中国ではじまり、7世紀末の文武天皇の時代に伝わった宮中の年中行事の一つで、大晦日に悪鬼を追い払い疫病を除く儀式がルーツという。鎌倉時代から、陰暦正月に近い節分の行事として社寺・民間に広まったという。奈良でも市民が楽しむ伝統文化として、世界遺産の社寺それぞれに行事がある。
奈良の節分 特集
・東大寺 節分・星祭り
元興寺・東大寺・春日大社・興福寺
二月堂で、3日午前10時から、去年お祀りしたお札や
お守りを火にあげる儀式「還宮」が行われる。
午後2時から、各界の招待者が舞台に並んで豆まきが
行われる。袋に入った豆と色とりどりの鈴が人気で、舞台下に詰めかけた参詣者が争って受ける、華やかな豆まきである。「星祭り」は、星に「除災与薬」を祈る法会で、夕刻から二月堂に万灯明を灯し「星曼荼羅」に祈る。
3日正午から、本堂に不動明王を遷座して僧侶による供養が行われ、1時から本堂前で山伏姿の修験者による柴燈大護摩供養がある。供養された護摩壇木を境内の穴に渡し、火を起して火生三昧「火渡り」の行をする。修験者が読経する中、参拝者も厄除けを願って燻る丸太の上を渡れる。
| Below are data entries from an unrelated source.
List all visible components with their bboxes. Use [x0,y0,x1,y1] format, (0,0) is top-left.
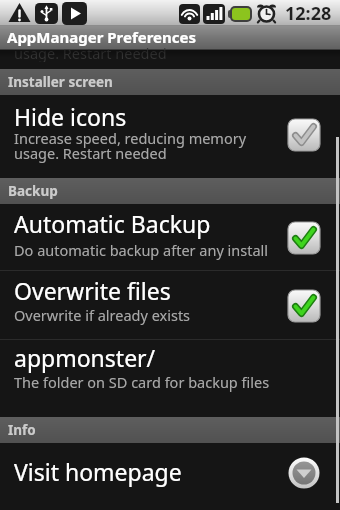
staticText: Automatic Backup [14,208,211,239]
button[interactable]: Automatic Backup [0,204,340,271]
button[interactable]: Visit homepage [0,443,340,510]
staticText: AppManager Preferences [7,27,197,47]
staticText: Increase speed, reducing memory usage. R… [14,128,247,163]
button[interactable]: appmonster/ [0,340,340,417]
staticText: usage. Restart needed [14,43,167,62]
staticText: appmonster/ [14,342,156,373]
staticText: Visit homepage [14,456,182,487]
staticText: Installer screen [8,73,113,91]
staticText: Overwrite files [14,275,171,306]
staticText: Overwrite if already exists [14,305,191,325]
staticText: Backup [8,182,58,200]
staticText: 12:28 [285,1,332,26]
staticText: Do automatic backup after any install [14,240,269,260]
staticText: The folder on SD card for backup files [14,372,270,392]
button[interactable]: Hide icons [0,95,340,178]
button[interactable]: Overwrite files [0,271,340,340]
staticText: Info [8,421,36,439]
staticText: Hide icons [14,101,127,132]
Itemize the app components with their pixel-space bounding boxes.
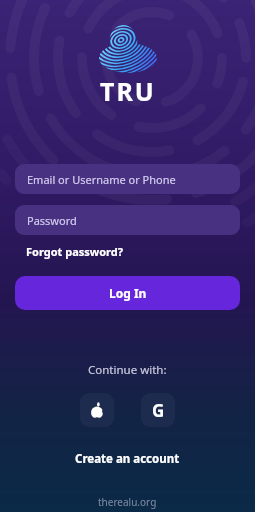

3時から特設舞台に立つ住職他の参列者から参拝者に豆まきがある。
3日午後6時半から、舞台がつくられ多数の提灯が並ぶ東金堂で、飾られた薬師如来の前に招待者も参列して、除災招福の悔過(けか)の法要(星祭り)が行われる。
7時から鬼が舞台に上って参詣者を前にあばれ回る様子が有名で「鬼追い式」という。続いて7時半には舞台に並んだ招待者の皆さんから、袋に入った豆やお菓子が投げられる「豆まき」となり、参詣者から歓声とともに手が並ぶ。室町再建の国宝五重塔もしばし騒ぎを見守る。
奈良の節分行事を楽しめむ「おすすめコース」は、まず「なら奈良館」で奈良の世界遺産を見なおし、
元興寺から東大寺(またはその逆)、そして春日大社から興福寺と巡るプランでいかがでしょう。